Irene kemudian melihat Reviline yang kini tengah menikmati secangkir coffe buatan ibunya.  

"Apa kau sibuk malam nanti?" Tanya pemuda Smith itu sampai ke intinya. 

Meremas jemarinya perlahan, "Tidak. Ada apa?" Tanyanya begitu penasaran. 

Reveline lalu menatap Irene sesaat. "Bisakah kau membantuku? Untuk kali ini saja." 

Irene tercengang kaget mendengar penuturan pemuda di depannya. "Wow. Apa aku salah dengar tadi?" 

Pemuda Smith itu masih tetap tenang terhadap respon Irene. "Kau menolongku. Bukankah sudah jelas?" Ucapnya penuh penekanan.

"Wah? Luar biasa. Kau baru saja meminta bantuan kepadaku." Ledek Irene lalu menatap Reviline konyol. Sedangkan pemuda itu memutar bola matanya malas, ayolah berhenti bermain-main. 

"Apa yang bisa aku bantu?" Tanya Irene serius. 
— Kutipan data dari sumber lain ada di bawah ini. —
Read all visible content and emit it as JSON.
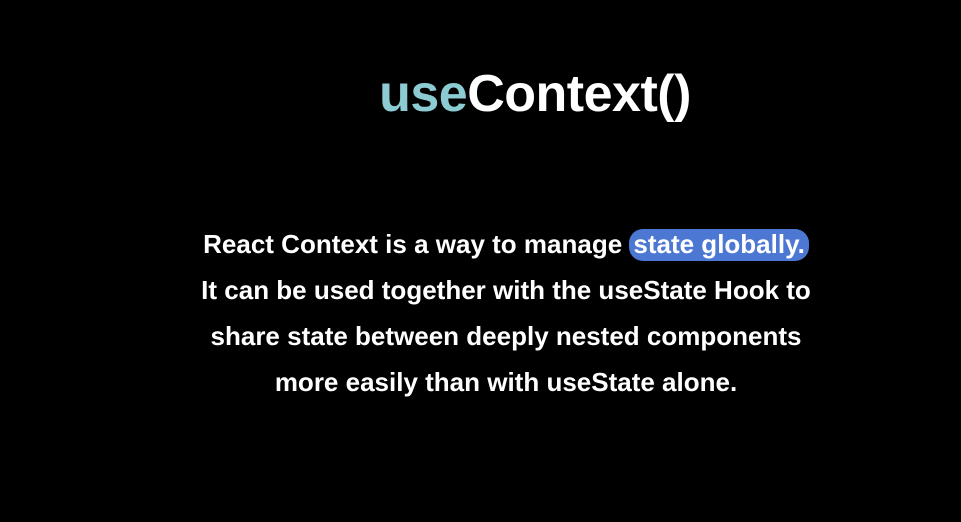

"Bisakah kau membantuku dengan cara berpura-pura menjadi kekasihku?" Tutur Reviline hingga membuat Irene tercengang kaget. 

"APA!!"

Yang benar saja, Reviline Smith baru saja menyuruhnya untuk menjadi kekasihnya. Walaupun semata-mata itu hanya sebuah kebohongan tetapi tetap saja bukankah itu hal gila. 

"Ak—"

"Hanya berpura-pura sampai batas waktu tertentu. Saat ini aku sangat membutuhkanmu untuk suatu kondisi yang tidak terduga." Jelas pemuda Smith itu. 

Terdiam sesaat, "Apa yang akan aku dapat setelah itu? Maksudku aku tidak ingin melakukan hal yang tidak begitu menguntungkan untuk diriku sendiri." 

Pemuda itu lalu menyeruput coffenya lagi. "Tentu, aku akan menuruti permintaanmu setelah itu asal kau mau membantuku." 

Irene berpikir sejenak, "Menarik. Baiklah, aku akan membantumu." Setujunya. "Asal, tepati janjimu setelah itu." 

Reveline tersenyum sinis, lalu memanggukan kepalanya perlahan. 

"Lalu apa yang akan aku lakukan malam nanti?" Tanya Irene penasaran. 

Pemuda itu lalu menyerahkan sebuah undangan berwarna pink dengan tinta emas didalamnya. Sepertinya acara formal karena designnya begitu cantik. 

"Undangan acara makan malam di suatu perusahaan. Kau harus berdandan cantik untuk malam ini oleh karena itu aku sudah menyediakan ini untukmu." Ujarnya sembari menyerahkan tiga tas kantong dengan satu box berisi baju dan perlengkapan untuk malam nanti. 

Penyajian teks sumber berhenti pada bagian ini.